Natural gas production in the US reached 78 billion cubic feet in 2015, with 67 percent coming from hydraulically fractured wells and the other 33 percent from traditional completion methods. At the turn of the millennium, a total of 26,000 wells were hydraulically fractured and provided the US 3.6 billion cubic feet of natural gas production per day. Fast-forward to 2015 and that 7 percent of total production from 2000 has now jumped to 53 billion cubic feet per day, spanning over 300,000 wells.
The majority of these increases have come from bountiful shale plays across the country. Based off of data from IHS Global Insight and DrillingInfo Inc., the EIA cites over 80 percent of the natural gas from hydraulically fractured wells as coming from lower 48 tight plays. Leading the charge has been the Marcellus and Utica formations in the Appalachian Basin, followed by the Bakken, Eagle Ford, and Permian Basin formations. While productivity from some the southernmost formations has started to decline, reserves in the Marcellus and Utica are proving formidable, with increasing initial production rates due to better technology.

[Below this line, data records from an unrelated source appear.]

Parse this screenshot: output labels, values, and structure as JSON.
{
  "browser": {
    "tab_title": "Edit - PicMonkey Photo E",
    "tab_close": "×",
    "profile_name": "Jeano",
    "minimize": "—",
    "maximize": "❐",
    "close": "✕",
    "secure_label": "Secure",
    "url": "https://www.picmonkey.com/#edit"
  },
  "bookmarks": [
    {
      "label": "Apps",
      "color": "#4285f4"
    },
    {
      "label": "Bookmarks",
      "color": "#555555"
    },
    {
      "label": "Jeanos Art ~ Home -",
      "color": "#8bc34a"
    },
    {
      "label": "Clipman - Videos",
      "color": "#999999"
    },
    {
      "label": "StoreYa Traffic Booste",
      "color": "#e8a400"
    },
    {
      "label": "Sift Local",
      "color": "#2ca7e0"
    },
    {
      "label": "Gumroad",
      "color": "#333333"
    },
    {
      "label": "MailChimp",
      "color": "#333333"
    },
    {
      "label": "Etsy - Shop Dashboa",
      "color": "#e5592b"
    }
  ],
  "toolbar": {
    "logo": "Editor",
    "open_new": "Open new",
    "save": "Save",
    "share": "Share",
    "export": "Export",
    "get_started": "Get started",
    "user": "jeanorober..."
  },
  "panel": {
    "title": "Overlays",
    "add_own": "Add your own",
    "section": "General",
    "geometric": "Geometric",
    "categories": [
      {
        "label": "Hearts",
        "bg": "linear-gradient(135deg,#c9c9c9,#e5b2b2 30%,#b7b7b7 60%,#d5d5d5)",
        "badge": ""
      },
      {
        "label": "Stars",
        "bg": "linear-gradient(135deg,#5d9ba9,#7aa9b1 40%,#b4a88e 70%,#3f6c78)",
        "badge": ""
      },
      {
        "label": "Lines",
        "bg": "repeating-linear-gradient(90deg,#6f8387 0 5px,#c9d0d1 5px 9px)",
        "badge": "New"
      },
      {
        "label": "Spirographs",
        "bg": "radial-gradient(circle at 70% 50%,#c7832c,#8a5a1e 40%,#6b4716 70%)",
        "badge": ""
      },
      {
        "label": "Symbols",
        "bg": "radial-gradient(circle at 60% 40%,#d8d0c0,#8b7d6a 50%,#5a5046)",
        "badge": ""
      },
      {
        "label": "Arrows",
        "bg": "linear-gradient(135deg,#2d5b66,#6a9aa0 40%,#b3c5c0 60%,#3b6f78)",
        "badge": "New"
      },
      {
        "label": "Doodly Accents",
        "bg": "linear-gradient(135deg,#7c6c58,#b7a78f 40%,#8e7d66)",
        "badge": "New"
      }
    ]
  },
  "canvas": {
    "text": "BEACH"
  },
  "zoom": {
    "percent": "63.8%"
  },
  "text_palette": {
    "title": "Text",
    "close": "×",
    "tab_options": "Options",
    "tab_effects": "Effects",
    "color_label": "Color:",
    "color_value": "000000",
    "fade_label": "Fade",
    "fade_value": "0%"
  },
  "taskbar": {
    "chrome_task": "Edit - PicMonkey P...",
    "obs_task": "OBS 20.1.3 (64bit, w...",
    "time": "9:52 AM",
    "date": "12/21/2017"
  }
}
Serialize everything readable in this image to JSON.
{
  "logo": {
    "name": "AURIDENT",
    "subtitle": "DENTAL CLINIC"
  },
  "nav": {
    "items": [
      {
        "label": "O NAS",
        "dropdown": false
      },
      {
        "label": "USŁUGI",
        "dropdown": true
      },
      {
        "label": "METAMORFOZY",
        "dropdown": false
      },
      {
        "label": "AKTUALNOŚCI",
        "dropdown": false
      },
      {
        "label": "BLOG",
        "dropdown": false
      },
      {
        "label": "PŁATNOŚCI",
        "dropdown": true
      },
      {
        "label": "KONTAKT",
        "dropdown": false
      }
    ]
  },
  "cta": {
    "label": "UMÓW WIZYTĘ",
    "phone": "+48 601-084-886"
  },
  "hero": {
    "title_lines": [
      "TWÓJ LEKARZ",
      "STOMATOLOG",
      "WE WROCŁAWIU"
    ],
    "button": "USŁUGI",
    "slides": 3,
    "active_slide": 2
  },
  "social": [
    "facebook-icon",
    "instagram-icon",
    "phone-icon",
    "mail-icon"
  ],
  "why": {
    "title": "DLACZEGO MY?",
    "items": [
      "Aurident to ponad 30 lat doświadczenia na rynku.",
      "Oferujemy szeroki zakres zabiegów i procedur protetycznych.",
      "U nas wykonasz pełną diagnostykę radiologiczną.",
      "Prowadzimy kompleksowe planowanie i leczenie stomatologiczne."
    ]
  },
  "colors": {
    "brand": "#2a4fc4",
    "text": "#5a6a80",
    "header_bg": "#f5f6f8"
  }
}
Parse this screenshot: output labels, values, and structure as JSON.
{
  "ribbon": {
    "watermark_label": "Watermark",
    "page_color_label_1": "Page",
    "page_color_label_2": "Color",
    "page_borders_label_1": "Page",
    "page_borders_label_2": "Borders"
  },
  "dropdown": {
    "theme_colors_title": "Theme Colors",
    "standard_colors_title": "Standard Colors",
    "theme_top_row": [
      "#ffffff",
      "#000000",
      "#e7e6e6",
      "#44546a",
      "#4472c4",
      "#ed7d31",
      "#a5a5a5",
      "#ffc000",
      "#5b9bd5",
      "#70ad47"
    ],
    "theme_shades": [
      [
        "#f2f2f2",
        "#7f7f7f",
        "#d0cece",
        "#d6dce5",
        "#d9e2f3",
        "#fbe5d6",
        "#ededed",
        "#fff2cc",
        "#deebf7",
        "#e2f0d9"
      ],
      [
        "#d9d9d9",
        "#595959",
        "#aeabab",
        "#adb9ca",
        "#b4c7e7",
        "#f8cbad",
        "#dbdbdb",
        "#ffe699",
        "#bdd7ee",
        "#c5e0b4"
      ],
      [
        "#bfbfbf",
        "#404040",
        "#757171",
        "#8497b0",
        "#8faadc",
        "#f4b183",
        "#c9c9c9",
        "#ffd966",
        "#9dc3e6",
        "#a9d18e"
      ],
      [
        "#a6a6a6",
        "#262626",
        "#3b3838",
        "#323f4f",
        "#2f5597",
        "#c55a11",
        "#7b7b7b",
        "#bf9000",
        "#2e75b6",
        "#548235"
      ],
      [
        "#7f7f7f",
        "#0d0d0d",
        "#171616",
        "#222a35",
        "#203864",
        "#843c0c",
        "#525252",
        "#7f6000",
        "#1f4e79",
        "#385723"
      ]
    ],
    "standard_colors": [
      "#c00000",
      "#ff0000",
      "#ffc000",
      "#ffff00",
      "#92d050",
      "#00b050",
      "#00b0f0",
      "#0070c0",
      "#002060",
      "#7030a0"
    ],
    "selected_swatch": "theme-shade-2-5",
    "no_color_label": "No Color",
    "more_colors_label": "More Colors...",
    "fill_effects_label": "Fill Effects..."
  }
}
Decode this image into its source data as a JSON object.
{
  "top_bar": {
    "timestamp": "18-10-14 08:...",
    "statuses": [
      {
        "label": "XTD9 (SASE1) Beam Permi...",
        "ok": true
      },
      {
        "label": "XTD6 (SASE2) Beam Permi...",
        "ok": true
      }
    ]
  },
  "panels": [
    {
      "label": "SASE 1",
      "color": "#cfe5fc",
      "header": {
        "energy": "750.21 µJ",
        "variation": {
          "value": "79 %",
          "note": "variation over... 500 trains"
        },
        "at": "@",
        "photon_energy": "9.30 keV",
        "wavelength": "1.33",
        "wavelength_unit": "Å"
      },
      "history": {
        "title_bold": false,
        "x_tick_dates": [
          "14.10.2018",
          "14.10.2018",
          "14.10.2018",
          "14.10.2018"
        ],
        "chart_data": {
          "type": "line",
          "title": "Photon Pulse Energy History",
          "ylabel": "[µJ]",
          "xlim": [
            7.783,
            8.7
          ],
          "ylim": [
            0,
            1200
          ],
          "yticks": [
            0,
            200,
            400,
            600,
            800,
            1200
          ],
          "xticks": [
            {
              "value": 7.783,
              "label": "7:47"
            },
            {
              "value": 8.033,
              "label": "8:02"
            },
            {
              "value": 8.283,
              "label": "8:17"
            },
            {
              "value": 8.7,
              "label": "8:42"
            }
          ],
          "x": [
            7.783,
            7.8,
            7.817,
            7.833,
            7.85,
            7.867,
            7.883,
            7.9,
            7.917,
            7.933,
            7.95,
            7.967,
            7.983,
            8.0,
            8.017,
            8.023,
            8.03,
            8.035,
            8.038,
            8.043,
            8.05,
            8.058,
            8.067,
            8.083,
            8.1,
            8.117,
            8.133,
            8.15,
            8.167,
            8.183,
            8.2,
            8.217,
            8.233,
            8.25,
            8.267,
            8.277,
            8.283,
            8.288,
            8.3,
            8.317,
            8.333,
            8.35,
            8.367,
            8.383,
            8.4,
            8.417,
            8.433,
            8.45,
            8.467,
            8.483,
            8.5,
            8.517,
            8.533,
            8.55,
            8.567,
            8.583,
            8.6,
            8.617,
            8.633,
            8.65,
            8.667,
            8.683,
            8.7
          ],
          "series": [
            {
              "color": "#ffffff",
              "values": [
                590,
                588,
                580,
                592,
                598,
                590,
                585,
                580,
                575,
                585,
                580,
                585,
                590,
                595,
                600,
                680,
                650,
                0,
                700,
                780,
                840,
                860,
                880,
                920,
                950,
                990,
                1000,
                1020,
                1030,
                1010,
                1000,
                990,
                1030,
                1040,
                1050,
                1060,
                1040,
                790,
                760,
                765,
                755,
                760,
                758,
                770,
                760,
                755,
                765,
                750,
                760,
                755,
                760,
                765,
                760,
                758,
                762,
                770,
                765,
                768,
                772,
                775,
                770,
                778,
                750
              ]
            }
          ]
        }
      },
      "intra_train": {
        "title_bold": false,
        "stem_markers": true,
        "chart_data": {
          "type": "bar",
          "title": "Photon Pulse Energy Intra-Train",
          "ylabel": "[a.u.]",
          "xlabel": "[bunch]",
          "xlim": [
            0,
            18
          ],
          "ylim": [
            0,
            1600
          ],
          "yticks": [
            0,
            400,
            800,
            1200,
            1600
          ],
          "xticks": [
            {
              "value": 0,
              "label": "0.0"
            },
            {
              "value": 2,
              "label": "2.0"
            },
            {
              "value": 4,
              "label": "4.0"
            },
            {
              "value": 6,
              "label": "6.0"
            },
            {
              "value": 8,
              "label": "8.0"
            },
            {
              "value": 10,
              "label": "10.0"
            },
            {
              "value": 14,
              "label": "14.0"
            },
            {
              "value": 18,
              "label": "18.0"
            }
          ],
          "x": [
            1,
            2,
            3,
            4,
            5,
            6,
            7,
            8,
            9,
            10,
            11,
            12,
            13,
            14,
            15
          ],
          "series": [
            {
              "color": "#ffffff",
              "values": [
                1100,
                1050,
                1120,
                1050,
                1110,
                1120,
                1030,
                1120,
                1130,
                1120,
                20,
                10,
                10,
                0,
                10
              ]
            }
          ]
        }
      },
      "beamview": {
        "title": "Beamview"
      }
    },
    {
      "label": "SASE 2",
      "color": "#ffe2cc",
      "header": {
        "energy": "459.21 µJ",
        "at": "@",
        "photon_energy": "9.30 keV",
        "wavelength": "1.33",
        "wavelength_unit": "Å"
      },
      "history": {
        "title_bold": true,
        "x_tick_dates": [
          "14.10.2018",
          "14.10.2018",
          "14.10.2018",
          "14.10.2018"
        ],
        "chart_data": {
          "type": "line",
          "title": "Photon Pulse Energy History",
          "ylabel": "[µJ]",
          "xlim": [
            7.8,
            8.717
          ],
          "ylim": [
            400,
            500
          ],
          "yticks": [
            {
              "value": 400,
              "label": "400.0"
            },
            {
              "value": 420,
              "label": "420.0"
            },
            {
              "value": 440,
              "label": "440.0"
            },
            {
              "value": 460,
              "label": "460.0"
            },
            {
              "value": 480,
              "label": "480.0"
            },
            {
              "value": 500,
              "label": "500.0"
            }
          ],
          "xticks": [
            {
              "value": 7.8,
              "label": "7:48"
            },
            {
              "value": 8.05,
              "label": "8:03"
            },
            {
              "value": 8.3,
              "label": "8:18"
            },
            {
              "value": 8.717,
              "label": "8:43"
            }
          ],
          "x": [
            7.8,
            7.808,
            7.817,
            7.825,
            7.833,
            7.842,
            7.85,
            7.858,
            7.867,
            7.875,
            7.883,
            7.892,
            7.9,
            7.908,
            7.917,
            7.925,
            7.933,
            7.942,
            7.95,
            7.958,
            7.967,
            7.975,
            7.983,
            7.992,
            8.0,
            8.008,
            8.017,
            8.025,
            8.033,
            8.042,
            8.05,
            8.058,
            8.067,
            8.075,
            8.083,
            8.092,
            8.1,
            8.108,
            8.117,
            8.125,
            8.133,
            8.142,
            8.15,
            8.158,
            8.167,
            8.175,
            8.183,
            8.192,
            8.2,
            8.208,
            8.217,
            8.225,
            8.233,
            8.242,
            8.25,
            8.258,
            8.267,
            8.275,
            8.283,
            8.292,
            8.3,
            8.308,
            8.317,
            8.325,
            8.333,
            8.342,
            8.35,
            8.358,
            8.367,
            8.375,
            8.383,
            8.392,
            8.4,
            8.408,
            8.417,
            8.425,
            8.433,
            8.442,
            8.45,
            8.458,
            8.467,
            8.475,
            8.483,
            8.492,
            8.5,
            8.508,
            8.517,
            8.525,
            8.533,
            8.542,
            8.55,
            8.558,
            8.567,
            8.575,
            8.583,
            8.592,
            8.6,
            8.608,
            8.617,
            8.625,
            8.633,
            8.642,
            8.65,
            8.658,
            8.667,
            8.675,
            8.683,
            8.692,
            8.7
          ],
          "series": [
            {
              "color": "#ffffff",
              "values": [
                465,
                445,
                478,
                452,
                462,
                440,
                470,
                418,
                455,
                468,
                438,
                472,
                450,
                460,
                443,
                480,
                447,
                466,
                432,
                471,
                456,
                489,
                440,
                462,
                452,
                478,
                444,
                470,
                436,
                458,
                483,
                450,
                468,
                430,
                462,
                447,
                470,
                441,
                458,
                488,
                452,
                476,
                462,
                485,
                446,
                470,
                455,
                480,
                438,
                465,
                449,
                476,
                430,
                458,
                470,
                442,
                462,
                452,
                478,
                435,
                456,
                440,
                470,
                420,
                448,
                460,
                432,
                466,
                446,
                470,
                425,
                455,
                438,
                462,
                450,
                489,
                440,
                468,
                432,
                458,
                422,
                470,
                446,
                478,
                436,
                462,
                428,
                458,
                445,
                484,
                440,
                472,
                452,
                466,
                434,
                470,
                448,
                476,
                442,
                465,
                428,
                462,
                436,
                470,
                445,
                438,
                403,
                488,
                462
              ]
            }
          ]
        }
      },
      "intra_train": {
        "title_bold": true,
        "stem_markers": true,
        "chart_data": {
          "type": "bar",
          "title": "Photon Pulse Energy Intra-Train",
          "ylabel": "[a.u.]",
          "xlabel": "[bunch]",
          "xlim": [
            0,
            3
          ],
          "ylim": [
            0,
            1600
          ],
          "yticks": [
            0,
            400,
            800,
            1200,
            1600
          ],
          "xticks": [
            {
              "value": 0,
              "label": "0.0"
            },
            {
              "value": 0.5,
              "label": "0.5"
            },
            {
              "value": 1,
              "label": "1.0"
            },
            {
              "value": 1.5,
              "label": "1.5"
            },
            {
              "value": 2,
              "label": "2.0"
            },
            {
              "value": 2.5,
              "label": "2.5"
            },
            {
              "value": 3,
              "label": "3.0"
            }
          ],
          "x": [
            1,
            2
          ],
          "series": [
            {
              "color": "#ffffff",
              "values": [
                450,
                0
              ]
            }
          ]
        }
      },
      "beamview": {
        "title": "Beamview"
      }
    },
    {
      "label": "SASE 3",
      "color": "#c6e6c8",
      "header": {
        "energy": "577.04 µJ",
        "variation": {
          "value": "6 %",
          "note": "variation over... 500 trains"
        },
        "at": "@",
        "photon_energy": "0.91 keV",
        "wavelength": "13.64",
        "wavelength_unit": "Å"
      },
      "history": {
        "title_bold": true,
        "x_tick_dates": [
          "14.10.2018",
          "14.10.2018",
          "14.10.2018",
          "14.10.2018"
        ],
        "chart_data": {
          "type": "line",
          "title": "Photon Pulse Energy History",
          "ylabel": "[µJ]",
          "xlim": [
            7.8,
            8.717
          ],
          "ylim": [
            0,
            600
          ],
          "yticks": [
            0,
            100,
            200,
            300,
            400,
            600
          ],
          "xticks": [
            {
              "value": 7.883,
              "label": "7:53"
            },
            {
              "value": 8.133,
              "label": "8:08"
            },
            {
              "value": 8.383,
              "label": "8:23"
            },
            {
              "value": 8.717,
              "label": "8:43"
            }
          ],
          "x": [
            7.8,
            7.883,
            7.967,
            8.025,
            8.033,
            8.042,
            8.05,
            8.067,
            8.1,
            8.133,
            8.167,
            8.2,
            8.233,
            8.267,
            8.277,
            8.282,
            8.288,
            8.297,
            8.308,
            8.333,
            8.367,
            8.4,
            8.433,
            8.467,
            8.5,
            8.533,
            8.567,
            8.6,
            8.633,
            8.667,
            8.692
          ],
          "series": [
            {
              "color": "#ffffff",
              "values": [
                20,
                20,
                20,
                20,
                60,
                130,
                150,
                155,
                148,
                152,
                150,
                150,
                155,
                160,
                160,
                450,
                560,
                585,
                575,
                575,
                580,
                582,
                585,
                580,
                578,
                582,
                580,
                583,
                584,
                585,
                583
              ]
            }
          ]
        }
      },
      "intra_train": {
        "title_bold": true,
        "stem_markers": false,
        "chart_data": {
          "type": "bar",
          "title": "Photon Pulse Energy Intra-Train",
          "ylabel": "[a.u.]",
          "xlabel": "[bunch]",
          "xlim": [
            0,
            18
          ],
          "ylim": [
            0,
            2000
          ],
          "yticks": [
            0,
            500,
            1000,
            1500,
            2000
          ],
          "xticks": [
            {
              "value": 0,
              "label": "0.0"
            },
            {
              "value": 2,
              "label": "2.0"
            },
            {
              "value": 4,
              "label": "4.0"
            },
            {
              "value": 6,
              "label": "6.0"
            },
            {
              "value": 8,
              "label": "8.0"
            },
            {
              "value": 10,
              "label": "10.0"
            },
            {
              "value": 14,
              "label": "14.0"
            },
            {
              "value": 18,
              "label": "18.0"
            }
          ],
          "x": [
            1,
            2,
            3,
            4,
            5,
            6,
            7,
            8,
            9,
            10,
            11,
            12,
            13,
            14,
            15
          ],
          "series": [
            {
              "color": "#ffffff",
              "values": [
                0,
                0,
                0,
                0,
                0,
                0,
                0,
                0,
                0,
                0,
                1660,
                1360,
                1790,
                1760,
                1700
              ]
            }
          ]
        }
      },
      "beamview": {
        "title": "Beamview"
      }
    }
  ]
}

Despite the large percentage of hydraulically fractured natural gas wells, total production and rig counts are still feeling the sting of the continued oil glut. Natural gas rig counts are down to 86 active rigs, a drop since last week and a 61 percent drop compared to last year. Combined with active oil rigs, the official total rig count sits at 415, with 318 of those being horizontal or deviated wells. The majority of the hydraulically fractured natural gas production comes from horizontal wells, even with the low active rig counts.
There are many who are cautious when it comes to the potential dangers of hydraulic fracturing. The EPA has provided several studies outlining the basics of hydraulic fracturing along with environmental, economic, and community implications. Regardless of public perception, most shale plays still remain offline due to the sustained energy surpluses and low commodity prices. As another 18 companies filed for chapter 11 bankruptcy in the past few months, it might be some time before anyone can predict the true role hydraulic fracturing will have in long term natural gas production.